Business Model Shifting
Customers empowered by technology are forcing sales organizations, heck entire businesses, to change the way they do business. Evidence of their power can be seen everywhere. Market disruptions are turning all sorts of standardized services on their heads. An easy example is Uber, the app-based car service who has partnered with such companies as Starbucks, United Airlines and Hyatt Hotels to give a value-add to their service.
Instead of providing a product or service and marketing to the consumer about the marvelous features available, new companies learn about their customers first. The more they know about their niche of customers, the better they can serve them. When a technologically empowered customer gets what they want, they become loyal. Sometimes they even become a cheerleader telling social media about what they have found.
CRM’s New Value
All the data in your CRM software is waiting to be mined. Develop the ability to see your company through your customer’s experience. See well beyond your own organization to learn about the other expectations in their lives. Have a goal of becoming truly personalized in the way you approach communications from initial acquisition to loyal customer. The only way to accomplish this goal is to obtain rich insights from the CRM software you already use.
Some call this type of adaptation the Third Platform (1st platform – mainframe; 2nd platform – client/server; 3rd platform – social, mobile, cloud and data). Big outfits are scrambling to find ways to tap into the demand for transparent, customer-centric, agile operations. Although they have the resources to talk about it and try to make changes, it may be easier if you are a small company.
Customer Relationship
In the early days of CRMs, they were first embraced by the bean counters and sales managers. Keeping an eagle-eye on sales people and holding them accountable for following the “right” procedures was the most important aspect of “managing” the customer relationship.
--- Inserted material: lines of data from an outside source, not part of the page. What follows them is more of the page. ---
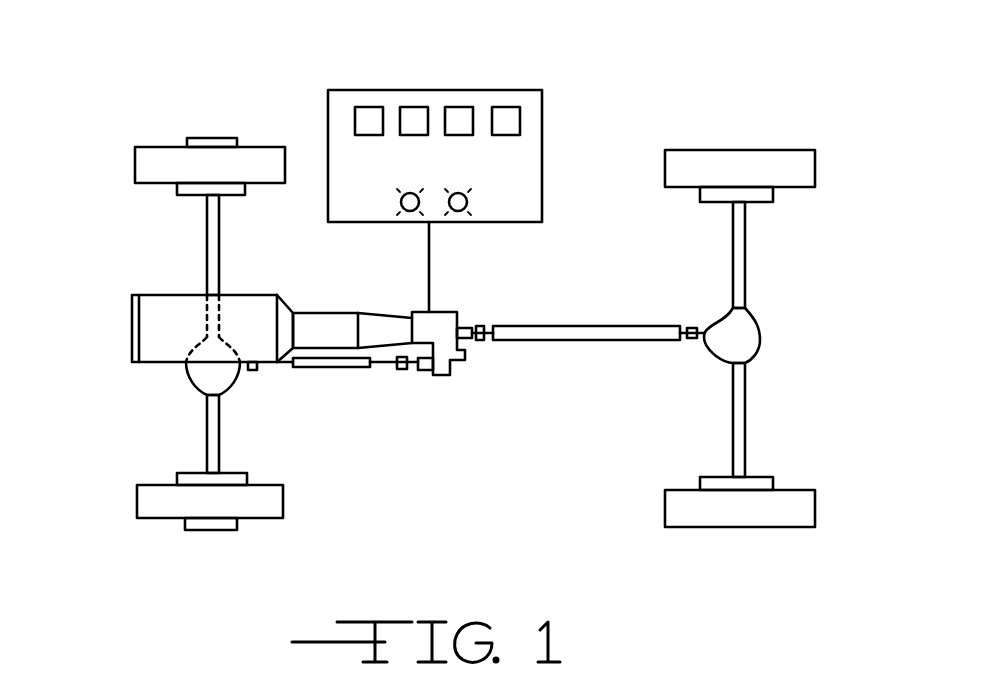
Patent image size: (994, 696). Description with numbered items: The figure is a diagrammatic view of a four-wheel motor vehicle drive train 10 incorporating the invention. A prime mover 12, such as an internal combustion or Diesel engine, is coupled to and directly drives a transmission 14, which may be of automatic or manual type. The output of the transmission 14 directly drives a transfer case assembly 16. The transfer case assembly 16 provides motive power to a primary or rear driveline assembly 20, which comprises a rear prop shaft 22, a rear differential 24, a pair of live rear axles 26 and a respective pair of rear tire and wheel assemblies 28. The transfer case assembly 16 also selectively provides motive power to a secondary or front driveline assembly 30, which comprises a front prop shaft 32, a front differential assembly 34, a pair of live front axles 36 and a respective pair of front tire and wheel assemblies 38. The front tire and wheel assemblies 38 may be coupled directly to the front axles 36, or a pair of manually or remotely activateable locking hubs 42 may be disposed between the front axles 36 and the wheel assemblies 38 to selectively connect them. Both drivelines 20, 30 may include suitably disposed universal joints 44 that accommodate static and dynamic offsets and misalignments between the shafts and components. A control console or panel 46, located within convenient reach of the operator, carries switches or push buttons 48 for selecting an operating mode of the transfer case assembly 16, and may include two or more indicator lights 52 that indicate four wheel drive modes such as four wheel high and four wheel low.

The four-wheel vehicle drive train 10 is at (628, 48).
The prime mover 12 is at (148, 327).
The transmission 14 is at (318, 326).
The transfer case assembly 16 is at (445, 306).
The primary or rear driveline assembly 20 is at (577, 430).
The primary or rear prop shaft 22 is at (553, 326).
The primary or rear differential 24 is at (750, 337).
The primary or rear axles 26 is at (745, 250).
The primary or rear tire and wheel assemblies 28 is at (754, 148).
The secondary or front driveline assembly 30 is at (368, 437).
The secondary or front prop shaft 32 is at (320, 367).
The secondary or front differential assembly 34 is at (205, 377).
The secondary or front axles 36 is at (219, 232).
The secondary or front tire and wheel assemblies 38 is at (253, 135).
The locking hubs 42 is at (197, 138).
The universal joints 44 is at (403, 370).
The control console or panel 46 is at (376, 100).
The switches or push buttons 48 is at (492, 107).
The indicator lights 52 is at (405, 212).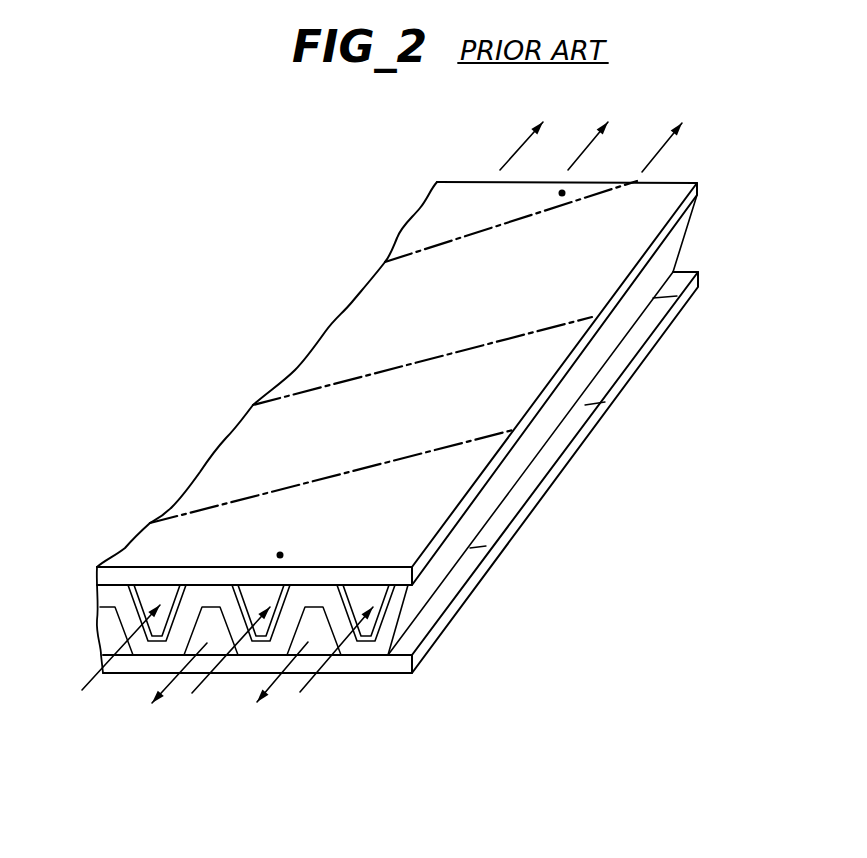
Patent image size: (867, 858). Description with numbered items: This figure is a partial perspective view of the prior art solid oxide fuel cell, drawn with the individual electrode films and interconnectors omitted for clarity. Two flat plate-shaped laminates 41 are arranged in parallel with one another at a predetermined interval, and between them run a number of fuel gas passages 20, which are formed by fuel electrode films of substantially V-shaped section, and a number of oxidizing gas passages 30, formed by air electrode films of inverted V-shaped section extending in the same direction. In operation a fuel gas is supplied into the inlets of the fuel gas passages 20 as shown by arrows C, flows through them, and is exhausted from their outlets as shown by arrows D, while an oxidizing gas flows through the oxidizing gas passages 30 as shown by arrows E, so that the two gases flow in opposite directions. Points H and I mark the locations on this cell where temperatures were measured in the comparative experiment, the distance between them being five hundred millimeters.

The flat plate-shaped laminate 41 is at (699, 184).
The fuel gas passage 20 is at (135, 598).
The oxidizing gas passage 30 is at (206, 602).
The temperature measuring point H is at (281, 553).
The temperature measuring point I is at (563, 196).
The arrows indicating fuel gas exhaust D is at (590, 142).
The arrows indicating oxidizing gas flow E is at (164, 690).
The arrows indicating fuel gas supply C is at (85, 684).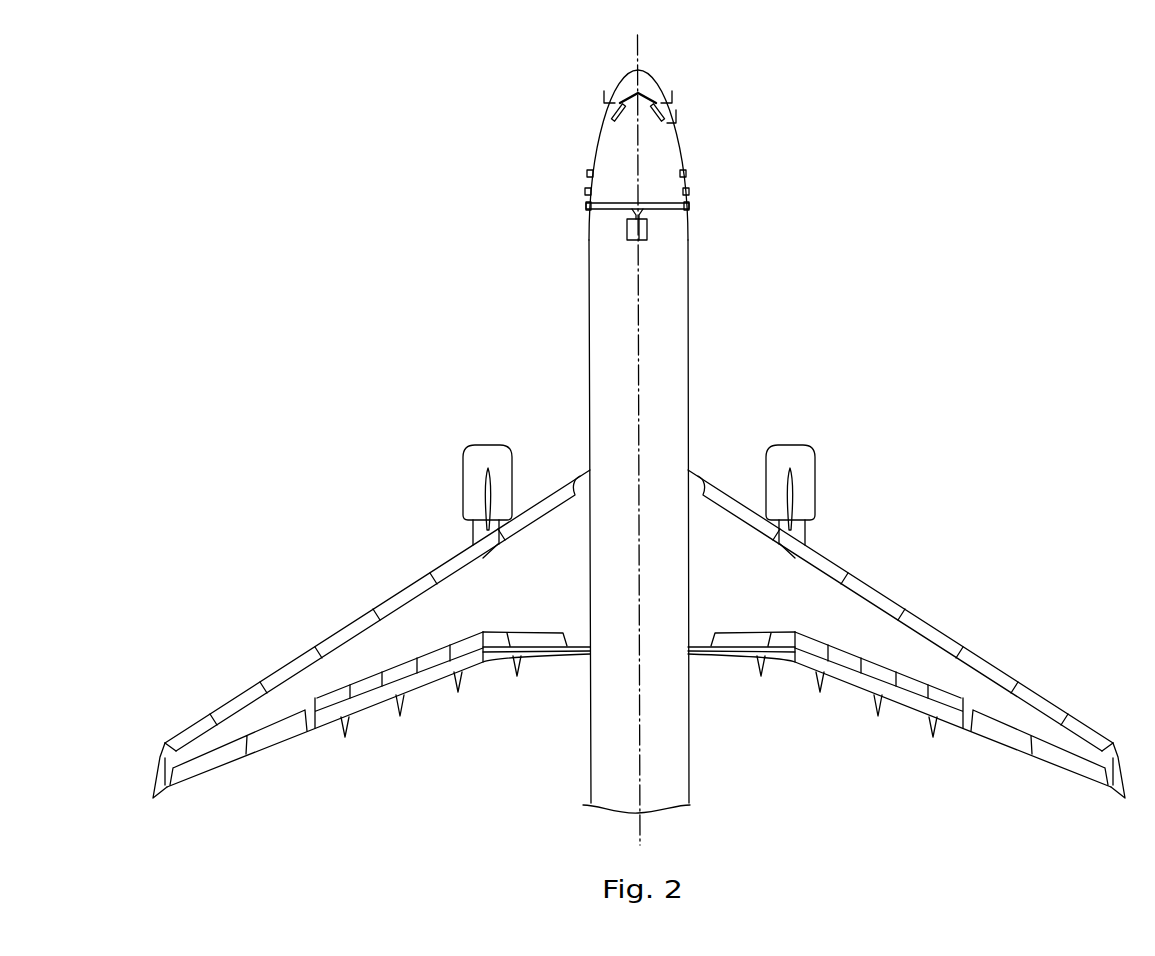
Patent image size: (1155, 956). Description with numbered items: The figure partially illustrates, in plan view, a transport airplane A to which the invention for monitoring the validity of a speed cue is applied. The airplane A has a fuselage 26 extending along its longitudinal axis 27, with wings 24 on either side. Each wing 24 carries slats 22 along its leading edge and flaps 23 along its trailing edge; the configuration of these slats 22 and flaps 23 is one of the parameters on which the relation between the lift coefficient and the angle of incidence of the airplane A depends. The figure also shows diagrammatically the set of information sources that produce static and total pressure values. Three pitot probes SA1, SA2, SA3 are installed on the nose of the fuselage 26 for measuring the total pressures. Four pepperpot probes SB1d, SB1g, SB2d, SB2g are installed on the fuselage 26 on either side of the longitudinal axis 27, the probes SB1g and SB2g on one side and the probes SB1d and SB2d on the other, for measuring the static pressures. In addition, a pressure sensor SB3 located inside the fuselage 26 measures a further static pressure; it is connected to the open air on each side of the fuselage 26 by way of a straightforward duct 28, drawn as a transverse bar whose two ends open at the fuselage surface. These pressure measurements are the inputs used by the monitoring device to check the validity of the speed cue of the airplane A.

These big companies will never match the agility of a small to mid-size business. Customers expect a response to their needs. Beyond recognizing things like their hobbies so a salesperson can look like they remembered the personal data, the customer really wants you to know what makes them tick. They expect anyone who provides a product or service to have a clear idea about what keeps them up at night.
The really small businesses can outline all the facts about their customers without CRM software. However, if they want to grow it is required they use a digital data bank to experience growth. If the personal relationship with the customer deteriorates as you grow, there is really no reason to stay with you rather than taking their business to the big, impersonal companies.
The new goal for CRM software is to develop dashboards to learn what triggers a response from the most customers and adapt to those responses. Remember, the more your email marketing list is segmented, the more intimate you can become with your customer.
This may sound corny – but we may need to think about a new definition of CRM. How about Customer Response Method?